La structure, formalisée par des statuts, ne dispose pas de la personnalité juridique. Le Club reste transparent envers les tiers, notamment le fisc. Seuls comptent ses membres.

De sorte que, envers la banque dépositaire des fonds, les adhérents doivent justifier de leur identité, soumettre les statuts et délibération initiale installant l’équipe dirigeante pour légitimer les compétences de chacun des intervenants (qui engage le club, qui manipule les fonds …).
Pour l’anecdote, les chargés de clientèle restent perplexes au moment de la saisie informatique des renseignements nécessaires à la création et à l’enregistrement du compte du club. Il faut admettre que les cases ne sont pas toujours adaptées à ceux qui ne sont ni « professionnels », ni « association », ni « particuliers » … Parce que nous avons à faire à des particuliers devant être enregistrés à titre individuel, avec un compte commun doté d’une appellation propre … c’est un vrai casse-tête !

Cela se complique encore quand les membres du club sont déjà clients dans l’établissement bancaire régit par le code des mutuelles. En effet, chaque client est propriétaire de parts sociales souscrites lors de toute ouverture de compte. Imaginez-vous le patacaisse s’il faut que chacun paie sa part sans pour autant payer une nouvelle fois. La tentation est grande de mutualiser la cotisation au nom du club (un club, une souscription) alors que la banque est légitime à demander une souscription par membre « extérieur » à la caisse bancaire et mutualiste …

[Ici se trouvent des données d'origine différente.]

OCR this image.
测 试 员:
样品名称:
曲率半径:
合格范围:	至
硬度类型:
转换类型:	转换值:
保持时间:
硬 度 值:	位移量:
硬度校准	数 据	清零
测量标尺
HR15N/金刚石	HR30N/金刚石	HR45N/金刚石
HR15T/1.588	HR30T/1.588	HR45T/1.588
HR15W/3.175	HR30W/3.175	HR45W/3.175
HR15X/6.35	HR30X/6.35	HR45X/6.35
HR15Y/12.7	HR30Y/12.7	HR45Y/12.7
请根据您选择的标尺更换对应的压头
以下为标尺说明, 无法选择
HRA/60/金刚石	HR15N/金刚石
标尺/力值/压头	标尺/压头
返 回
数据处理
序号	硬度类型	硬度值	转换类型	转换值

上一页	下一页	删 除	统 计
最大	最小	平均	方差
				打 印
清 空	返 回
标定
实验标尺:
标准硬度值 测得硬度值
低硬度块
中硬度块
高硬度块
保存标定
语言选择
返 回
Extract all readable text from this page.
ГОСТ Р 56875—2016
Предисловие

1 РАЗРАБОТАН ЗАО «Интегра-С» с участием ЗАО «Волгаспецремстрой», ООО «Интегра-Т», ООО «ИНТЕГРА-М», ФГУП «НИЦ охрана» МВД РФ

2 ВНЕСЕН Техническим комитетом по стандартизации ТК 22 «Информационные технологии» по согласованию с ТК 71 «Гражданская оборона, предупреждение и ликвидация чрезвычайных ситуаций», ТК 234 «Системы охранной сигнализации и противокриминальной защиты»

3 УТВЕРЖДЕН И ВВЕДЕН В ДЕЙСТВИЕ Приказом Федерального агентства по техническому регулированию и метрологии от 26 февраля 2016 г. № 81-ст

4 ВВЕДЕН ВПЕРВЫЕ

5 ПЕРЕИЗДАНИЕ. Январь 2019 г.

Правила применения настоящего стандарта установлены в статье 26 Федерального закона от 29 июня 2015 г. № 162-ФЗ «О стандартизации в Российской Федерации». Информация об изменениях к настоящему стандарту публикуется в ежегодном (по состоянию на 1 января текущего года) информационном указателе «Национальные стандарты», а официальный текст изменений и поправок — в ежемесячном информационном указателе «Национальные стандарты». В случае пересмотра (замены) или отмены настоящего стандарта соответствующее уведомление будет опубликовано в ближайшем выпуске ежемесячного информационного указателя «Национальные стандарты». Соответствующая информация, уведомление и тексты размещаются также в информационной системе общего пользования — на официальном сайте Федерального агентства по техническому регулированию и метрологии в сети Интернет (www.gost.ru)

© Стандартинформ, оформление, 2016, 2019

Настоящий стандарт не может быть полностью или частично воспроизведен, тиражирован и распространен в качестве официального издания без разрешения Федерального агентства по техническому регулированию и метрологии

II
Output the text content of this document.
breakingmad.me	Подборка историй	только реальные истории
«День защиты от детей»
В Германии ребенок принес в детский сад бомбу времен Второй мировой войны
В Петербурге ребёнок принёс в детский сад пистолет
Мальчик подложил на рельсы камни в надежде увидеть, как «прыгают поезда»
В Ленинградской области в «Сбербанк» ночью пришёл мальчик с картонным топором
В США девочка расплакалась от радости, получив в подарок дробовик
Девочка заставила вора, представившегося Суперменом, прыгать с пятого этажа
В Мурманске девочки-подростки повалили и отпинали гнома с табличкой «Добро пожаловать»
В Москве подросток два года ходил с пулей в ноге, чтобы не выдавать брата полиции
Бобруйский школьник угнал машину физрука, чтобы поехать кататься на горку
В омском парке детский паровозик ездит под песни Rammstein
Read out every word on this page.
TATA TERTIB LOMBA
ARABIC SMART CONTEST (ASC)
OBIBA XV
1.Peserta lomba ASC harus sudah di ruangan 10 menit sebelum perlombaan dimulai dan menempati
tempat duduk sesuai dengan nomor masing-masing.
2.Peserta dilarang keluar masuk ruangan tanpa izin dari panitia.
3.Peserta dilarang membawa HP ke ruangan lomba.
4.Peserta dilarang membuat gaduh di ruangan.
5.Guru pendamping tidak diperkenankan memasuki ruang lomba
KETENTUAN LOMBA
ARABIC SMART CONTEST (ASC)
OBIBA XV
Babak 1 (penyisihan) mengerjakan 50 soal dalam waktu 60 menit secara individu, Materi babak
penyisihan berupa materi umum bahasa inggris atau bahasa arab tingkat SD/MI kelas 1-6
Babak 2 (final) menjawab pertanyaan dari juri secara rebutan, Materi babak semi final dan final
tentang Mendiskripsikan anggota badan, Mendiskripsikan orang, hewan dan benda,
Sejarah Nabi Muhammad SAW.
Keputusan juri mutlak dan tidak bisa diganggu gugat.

Lorsqu’enfin la structure est renseignée dans le système informatique, souvent, la pratique la range parmi les associations. La nouvelle tentation est alors de lui proposer un livret d’épargne (de type livret A ) ce qui lui permet de faire fructifier les cotisations mensuelles de ses membres en attendant l’utilisation des fonds pour l’investissement, objet de sa création. Malheureusement, un club d’investissement n’est pas une personne, il ne peut pas bénéficier d’un livret. Comme en plus, chacun de ses membres dispose certainement du sien en propre, nous nous trouvons techniquement avec plus d’un livret par personne physique, ce qui est interdit par la loi … mais visiblement, un conseiller commercial bancaire n’est pas un juriste et sa chaine informatique non plus, alors, il n’y a pas grand risque que quelqu’un aille y redire … encore une de ces fichues « zones grises »… même si les montants en jeu sont ridicules, l’illégalité existe.

Coté clubiste,, une fois les statuts signés par chacun des adhérents, tout le monde conserve un original (autant d’original que de contractants , plus un exemplaire pour les archives, un pour la banque …). De la sorte, chacun pourra se rappeler ce à quoi il s’est engagé et comment procéder en cas de sortie anticipée ou autre. La question se pose parfois lors de l’entrée en cours d’existence du club, d’un nouveau membre. Il faut alors se souvenir du quorum, d’une validation par une majorité qualifiée ou simple, voire une unanimité … Cela devient un souci quand les statuts ne l’organisent pas parce que le régime général de l’indivision qui doit alors servir de référence est totalement muet à ce sujet. Le mieux est encore de réclamer l’unanimité pour accueillir le « nouveau », histoire de faire taire toute contestation ultérieure, toujours possible.
Il ne faut donc jamais reprendre benoitement des statuts-types et toujours se rappeler qu’en entrant dans un groupe il faut penser à certaines choses (on y entre, dès l’origine ou non, on y reste un peu ou jusqu’au bout, toujours volontairement, qu’en cas de boni ou de dettes on partage selon un mode calcul préétabli et qu’en cas de soucis on se départage selon des règles loyales). Le pire de l’impréparation est la signature de statuts contenant encore des lignes indiquant en italique ce qu’il faut écrire … j’en ai vu passer.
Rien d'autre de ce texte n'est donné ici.